Hoje provavelmente o Banco Central vai cortar os juros de novo. Chegaremos a um nível de taxa de juros jamais visto no país, o que por si só já será uma maravilha.
Mas me arrisco a dizer que, mais importante do que isso, é a mudança de orientação do Banco Central quanto à política de emissão de títulos do governo, iniciada no primeiro Governo Lula e acentuada agora.
Tradicionalmente o país com a taxa de juros mais alta do mundo, o país vivia simultaneamente uma das mais aberrações financeiras da histórica econômica mundial. Do que estou falando? Dos títulos atrelados à taxa básica de juros (Selic).
Para explicar o porquê disso, terei que explicar mais ou menos o funcionamento do sistema de títulos públicos. Também farei alguns arredondamentos grosseiros para poder tornar a apresentação mais inteligível. Mas o que importa, afinal, é entender o mecanismo que transformar algo corriqueiro em todo mundo em um perverso sistema de cumplicidade entre mercado financeiro e autoridades governamentais lenientes ou mesmo irresponsáveis.
Seguinte: suponha que a taxa de juros atual do Brasil seja 1% a.a. Para captar dinheiro no mercado, o governo lança títulos públicos, com prazo de resgate de 10 anos. Assim, o governo lança um papel com valor de face de R$ 100,00, mas estes R$ 100,00 só poderão ser resgatados em 2022 (10 anos). Se a taxa de juros é de 1% a.a e o sujeito vai receber R$ 100,00 daqui a 10 anos, o valor de venda do título será de R$ 90,00. Em 10 anos, remunerados a 1%a.a, os R$ 90,00 virarão os R$ 100,00 prometidos no título.
Muito bem.
Como o governo só pagará o título no vencimento, isto é, 2022, se eu precisar do dinheiro daqui a 5 anos, terei de revendê-los no mercado secundário. Trocando em miúdos: terei que arrumar alguém (uma pessoa, um banco, uma empresa) para comprar meu título. Como se passaram 5 anos, o título valerá agora R$ 95,00. Embolsarei R$ 5,00 de lucro e sigo com a vida.

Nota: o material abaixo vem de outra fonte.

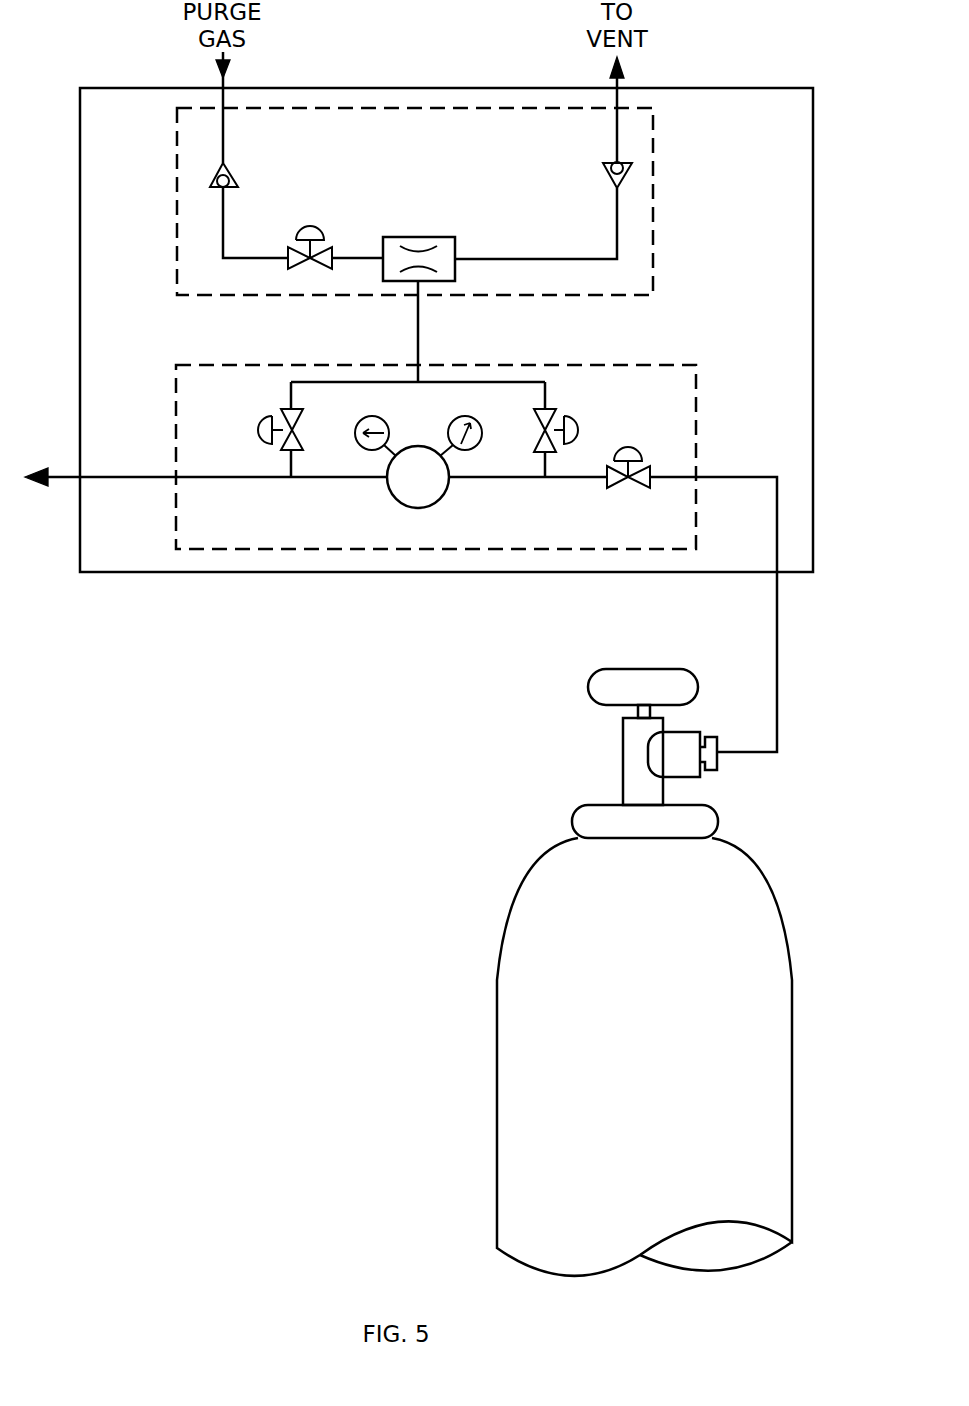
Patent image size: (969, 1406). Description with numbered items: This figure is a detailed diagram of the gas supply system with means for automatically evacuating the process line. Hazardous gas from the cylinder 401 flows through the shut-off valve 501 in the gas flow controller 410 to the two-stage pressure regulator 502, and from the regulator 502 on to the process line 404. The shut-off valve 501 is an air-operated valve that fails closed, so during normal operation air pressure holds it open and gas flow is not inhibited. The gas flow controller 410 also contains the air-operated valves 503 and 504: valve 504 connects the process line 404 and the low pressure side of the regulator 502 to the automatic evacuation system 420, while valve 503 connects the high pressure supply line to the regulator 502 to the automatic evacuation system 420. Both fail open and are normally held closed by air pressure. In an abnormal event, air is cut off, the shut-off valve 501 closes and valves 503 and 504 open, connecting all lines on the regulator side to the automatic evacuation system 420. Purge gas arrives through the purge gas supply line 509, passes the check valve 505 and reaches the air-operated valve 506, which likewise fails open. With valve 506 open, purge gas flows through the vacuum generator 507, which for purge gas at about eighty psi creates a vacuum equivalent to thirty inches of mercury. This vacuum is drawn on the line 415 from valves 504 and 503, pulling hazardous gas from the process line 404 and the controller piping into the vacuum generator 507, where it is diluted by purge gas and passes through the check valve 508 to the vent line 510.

Mas isso só acontece se a taxa de juros se mantiver estável em 1% a.a.
Se a taxa de juros cair para, por exemplo, 0,5% a.a, subitamente o valor do meu título irá subir.
“Por quê?”
É só fazer o mesmo cálculo acima. Um título igual ao meu, lançado no dia seguinte a uma taxa de 0,5%, seria vendido por R$ 95,00 (os R$ 100, 00 do valor de face menos 5%, equivalente à taxa de 0,5% em 10 anos). Portanto, se eu fosse revender meu título hoje, venderia pelos mesmos R$ 95,00 dos títulos novos.

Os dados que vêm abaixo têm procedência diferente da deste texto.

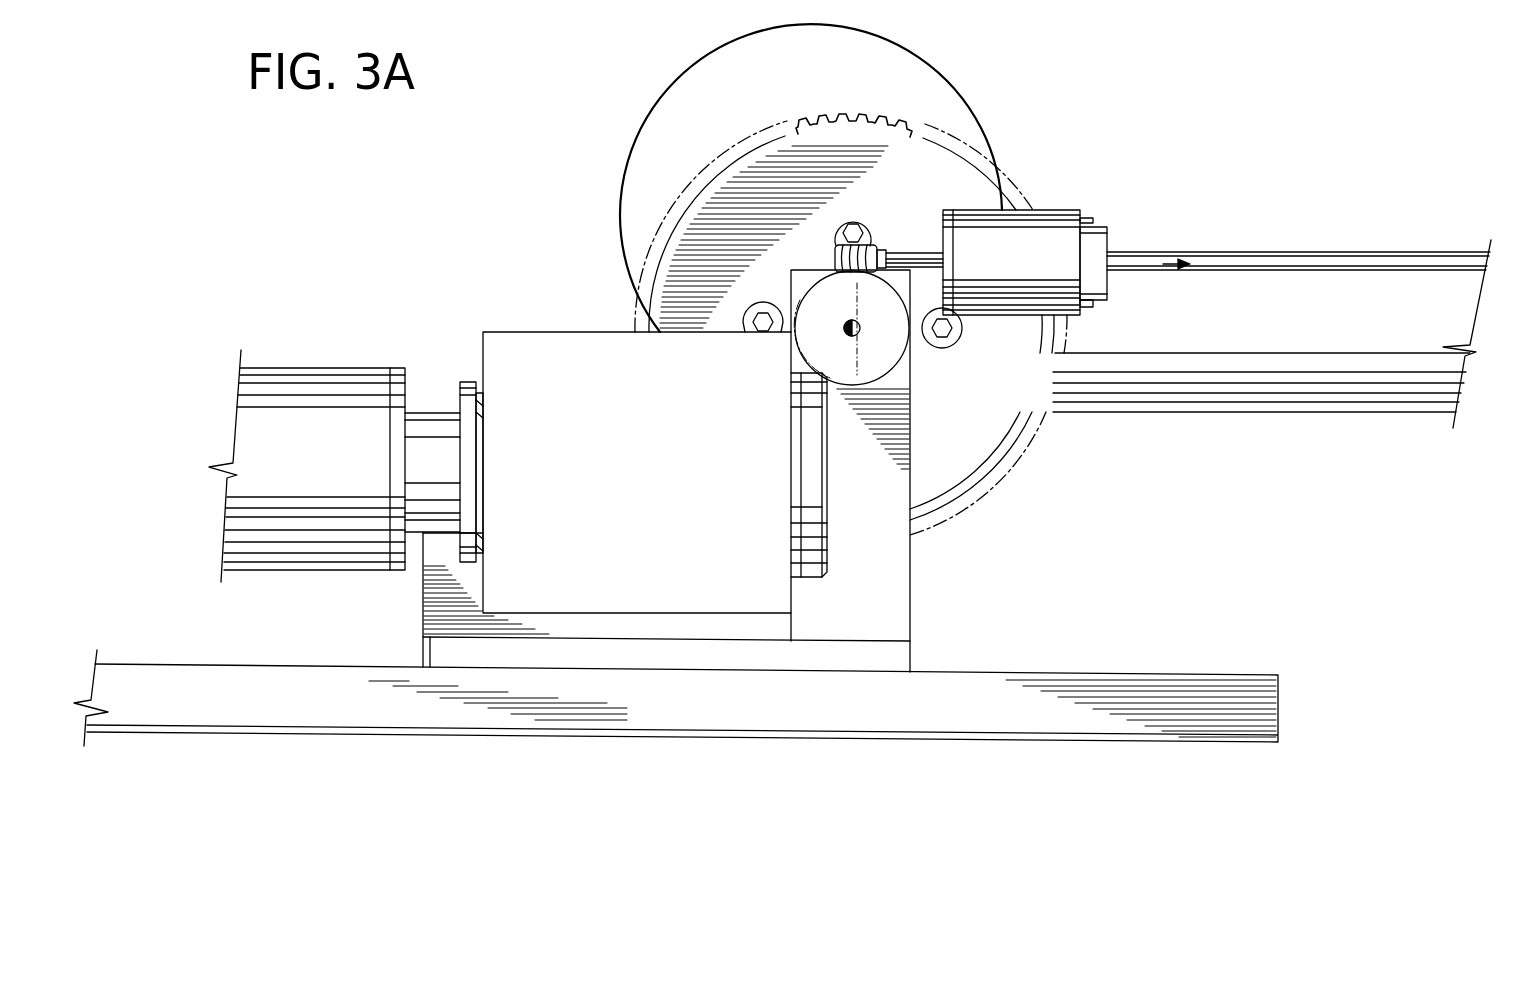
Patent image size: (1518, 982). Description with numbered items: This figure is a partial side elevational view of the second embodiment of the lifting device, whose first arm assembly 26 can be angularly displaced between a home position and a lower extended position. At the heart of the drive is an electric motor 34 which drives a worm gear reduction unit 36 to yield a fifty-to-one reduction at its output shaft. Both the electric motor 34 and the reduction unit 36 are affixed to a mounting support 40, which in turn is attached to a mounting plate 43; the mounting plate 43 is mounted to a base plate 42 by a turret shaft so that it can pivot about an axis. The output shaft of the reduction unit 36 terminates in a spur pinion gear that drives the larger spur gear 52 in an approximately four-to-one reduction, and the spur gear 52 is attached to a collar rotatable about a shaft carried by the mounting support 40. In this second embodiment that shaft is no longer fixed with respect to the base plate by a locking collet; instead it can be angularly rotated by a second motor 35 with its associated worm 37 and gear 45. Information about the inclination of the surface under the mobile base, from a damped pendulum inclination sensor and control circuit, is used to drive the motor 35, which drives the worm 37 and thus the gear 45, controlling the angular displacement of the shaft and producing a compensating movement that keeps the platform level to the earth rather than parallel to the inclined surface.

The first arm assembly 26 is at (1232, 418).
The electric motor 34 is at (288, 376).
The motor 35 is at (1039, 209).
The worm gear reduction unit 36 is at (525, 348).
The worm 37 is at (872, 248).
The mounting support 40 is at (897, 583).
The base plate 42 is at (288, 705).
The mounting plate 43 is at (712, 655).
The gear 45 is at (820, 298).
The spur gear 52 is at (723, 186).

Ou seja: pelo simples fato de a taxa de juros ter caído 0,5% de um dia pro outro, eu ganharia em um dia o que normalmente eu deveria esperar 5 anos pra ganhar.

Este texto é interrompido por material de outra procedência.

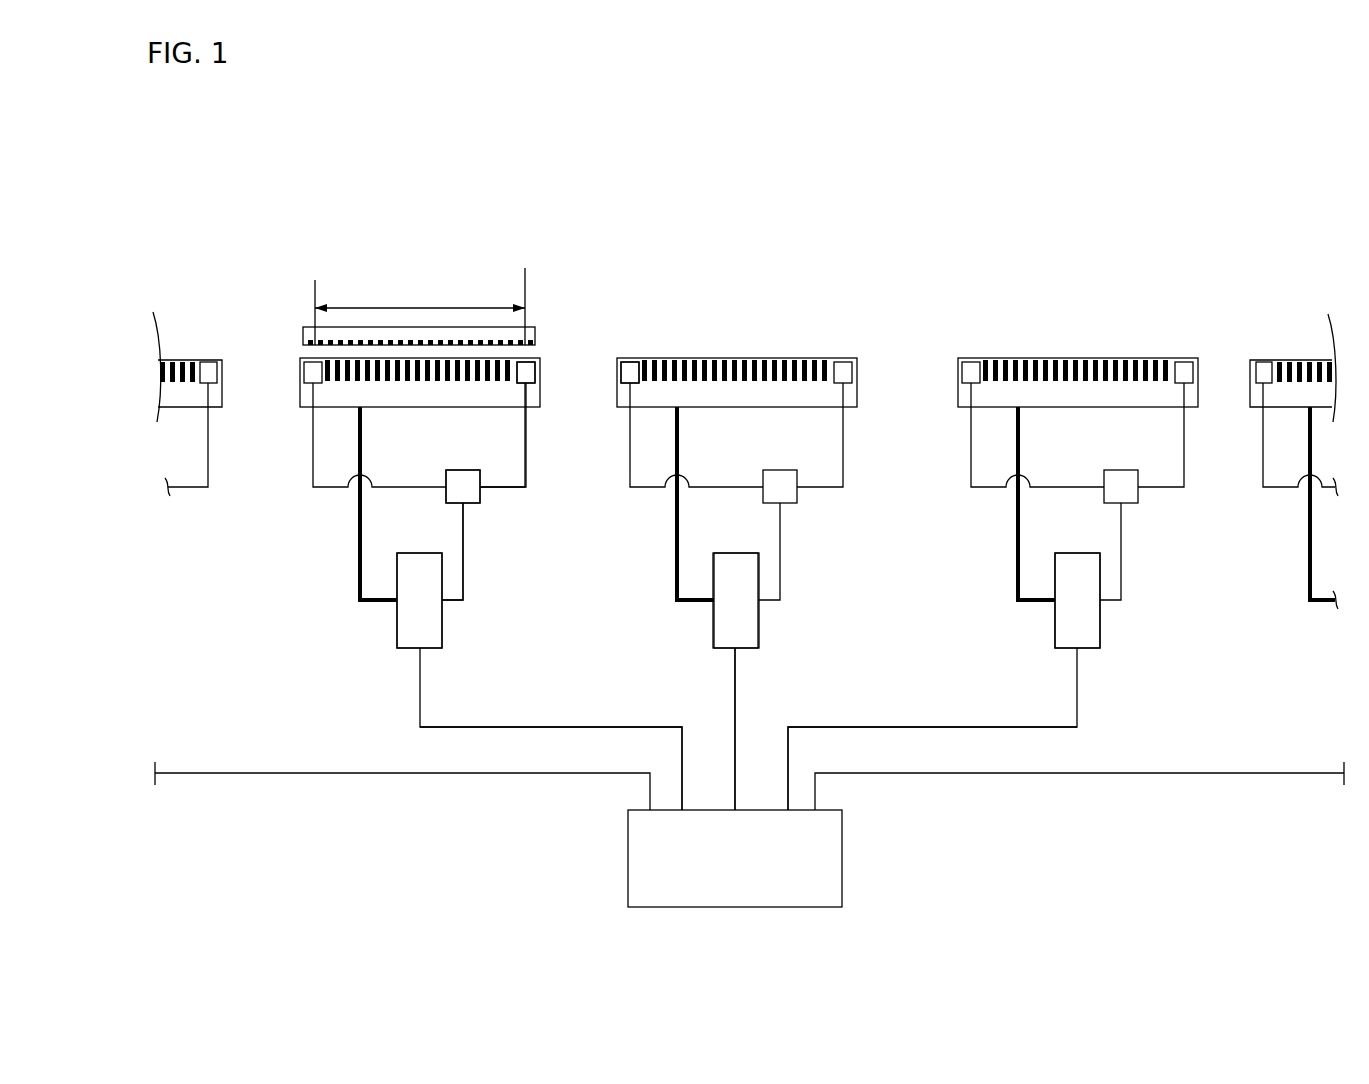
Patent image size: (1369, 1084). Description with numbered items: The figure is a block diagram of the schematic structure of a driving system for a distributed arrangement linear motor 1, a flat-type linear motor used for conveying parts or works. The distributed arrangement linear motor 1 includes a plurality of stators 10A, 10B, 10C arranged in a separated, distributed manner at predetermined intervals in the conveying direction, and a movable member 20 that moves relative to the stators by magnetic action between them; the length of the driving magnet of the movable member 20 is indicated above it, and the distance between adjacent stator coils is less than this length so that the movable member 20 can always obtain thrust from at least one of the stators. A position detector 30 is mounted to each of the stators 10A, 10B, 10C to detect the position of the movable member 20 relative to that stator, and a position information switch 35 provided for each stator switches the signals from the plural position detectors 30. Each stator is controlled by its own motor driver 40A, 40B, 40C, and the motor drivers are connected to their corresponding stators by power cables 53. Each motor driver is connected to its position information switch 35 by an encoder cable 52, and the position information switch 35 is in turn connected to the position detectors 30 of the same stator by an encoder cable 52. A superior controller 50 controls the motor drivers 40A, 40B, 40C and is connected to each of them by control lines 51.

The distributed arrangement linear motor 1 is at (240, 229).
The movable member 20 is at (539, 324).
The stator 10A is at (298, 412).
The stator 10B is at (621, 412).
The stator 10C is at (955, 409).
The position detector 30 is at (621, 385).
The position information switch 35 is at (452, 504).
The encoder cable 52 is at (525, 452).
The power cable 53 is at (360, 575).
The motor driver 40A is at (447, 637).
The motor driver 40B is at (760, 635).
The motor driver 40C is at (1100, 637).
The control line 51 is at (735, 680).
The superior controller 50 is at (843, 855).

Só que isso funciona também na mão contrária.
Se a taxa de juros, por exemplo, subir de 1%a.a. para 2% a.a., um título lançado hoje com o mesmo prazo de 10 anos seria vendido por R$ 80,00 (R$ 100,00 do valor de face menos os 20% do rendimento de 2% em 10 anos). Logo, se eu resolvesse vender o título no mercado secundário, perderia 10% logo de cara, em um único dia.
“E daí?”
Daí que isso mostra que, em todos os lugares do mundo, todos os atores do sistema financeiro – bancos, empresas, investidores, etc. – perdem dinheiro quando os juros sobem e ganham quando eles caem.
No Brasil, contudo, com a deformação dos títulos atrelados à Selic, nada disso acontece. Faça chuva (juros subindo) ou faça sol (juros caindo), o sujeito ganha, porque a variação do seu título está diretamente atrelada à taxa de juros fixada pelo Banco Central. E, mais especificamente, sempre que os juros subam, o sujeito irá ganhar mais, porque seu rendimento ao final, seja vendendo no mercado secundário, seja esperando até o prazo de resgate do título, será sempre maior.
Com isso, criou-se um sistema viciado segundo o qual todo mundo torcia e fazia força para que os juros subissem, de modo a garantir lucros boçais com risco zero. Daí os analistas do sistema financeiro sempre pedindo juros mais altos como forma de mostrar “responsabilidade” e “restaurar a confiança” do tal “mercado”.
Hoje, com a gradual substituição dos títulos atrelados à Selic pelos títulos prefixados, essa deformação tende a desaparecer. Felizmente, três décadas de perversão financeira que fizeram explodir a dívida pública e ceifaram a duas gerações um crescimento econômico compatível com o potencial do Brasil serão lembradas apenas como uma página negra na história, a nunca mais ser repetida.